Posts Tagged ‘luddite’

Reasons Why No One Knows Aussie History Is Balls-Out Insane: Reality TV

April 28, 2015

Trigger Warning: Contains Mel Gibson.

I just watched the first episode of Gallipoli, the TV series that stormed our living rooms early this year. It starts with a bang and introduces the deep bonds between the Aussie kids watching each other die, the writing is perfect, it drips with humanity and it was beaten by reality TV.

Source: The great [url=]BostonDanceParty[/url]

Source: The great BostonDanceParty

It was the most explosive and important thing on Australian television in a long time, except no one heard that explosion under the sounds of I’m A Celebrity, Get Me Out Of Here!

It showed after The Block, which finished late and made Gallipoli’s timeslot unreliable.

I’m A Celebrity is top news today [This article was written in March], with some former English cricketer winning the … whatever it was. He was crowned King of the Jungle after beating some footballer and some TV personality. May his kingdom prosper until a lion eats him and takes back its crown.

When I read the ‘Celebrity’ cast of the show that beat Gallipoli, I become an owl for a minute. “Who? Who? Who?”

Channel 9 didn’t advertise the show’s strengths. They called it the “TV event of 2015,” which doesn’t mean anything. Maybe Channel 9 didn’t believe in this show, since it didn’t display Griffith’s dodgy past and Matthew Newton’s buttocks in a pile of money. Since they dropped the ball, let me sell it to you.

Gallipoli isn’t the same story you’ve seen before. You look in the child faces of the diggers who lied about their age. When they kill, they suffer. Tolly comforts his mother, who cries when she finds out he’s enlisted with his brother Bevan. Soon after, with bullets buzzing overhead, the brothers’ friend yells “Oh bugger this! Who wants to go back down to the beach for a swim?” They vote Aye with shaking voices, then run into the bullets. Child soldiers die. The brothers get separated and Bevan’s earlier words chill: “Stay close. I promised Mum.”

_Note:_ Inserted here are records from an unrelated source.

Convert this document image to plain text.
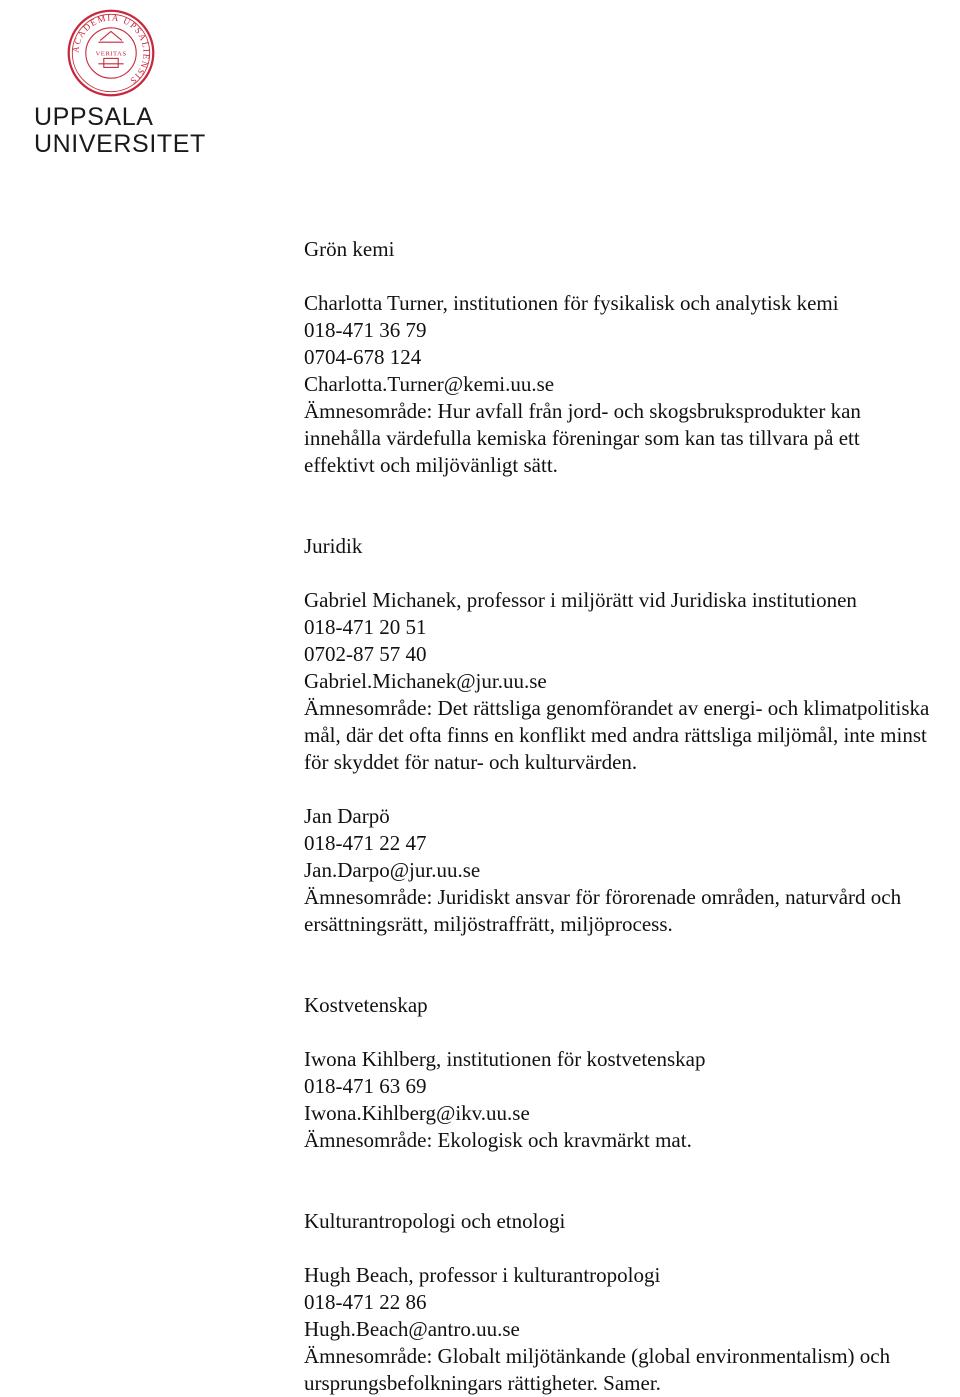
ACADEMIA UPSALIENSIS
VERITAS
UPPSALA
UNIVERSITET

Grön kemi

Charlotta Turner, institutionen för fysikalisk och analytisk kemi

018-471 36 79

0704-678 124

Charlotta.Turner@kemi.uu.se

Ämnesområde: Hur avfall från jord- och skogsbruksprodukter kan innehålla värdefulla kemiska föreningar som kan tas tillvara på ett effektivt och miljövänligt sätt.

Juridik

Gabriel Michanek, professor i miljörätt vid Juridiska institutionen

018-471 20 51

0702-87 57 40

Gabriel.Michanek@jur.uu.se

Ämnesområde: Det rättsliga genomförandet av energi- och klimatpolitiska mål, där det ofta finns en konflikt med andra rättsliga miljömål, inte minst för skyddet för natur- och kulturvärden.

Jan Darpö

018-471 22 47

Jan.Darpo@jur.uu.se

Ämnesområde: Juridiskt ansvar för förorenade områden, naturvård och ersättningsrätt, miljöstraffrätt, miljöprocess.

Kostvetenskap

Iwona Kihlberg, institutionen för kostvetenskap

018-471 63 69

Iwona.Kihlberg@ikv.uu.se

Ämnesområde: Ekologisk och kravmärkt mat.

Kulturantropologi och etnologi

Hugh Beach, professor i kulturantropologi

018-471 22 86

Hugh.Beach@antro.uu.se

Ämnesområde: Globalt miljötänkande (global environmentalism) och ursprungsbefolkningars rättigheter. Samer.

Unlike Underbelly Season 2: A Tale of Two Buttocks, Gallipoli is historically accurate. Based on a bestselling book, adapted by one of Australia’s greatest screenwriters. The cast is iconic. The actors still have their Aussie accents, unlike some Gallipoli film actors I could name.



There’s a movement to celebrate Aussie history, gaining more and more talent. When a show that defines our national character comes along, just try it. A good, entertaining, mind blowing history lesson is life changing.

Originally intended for publishing in a newspaper that doesn’t take columns anymore, but didn’t tell any of their columnists that.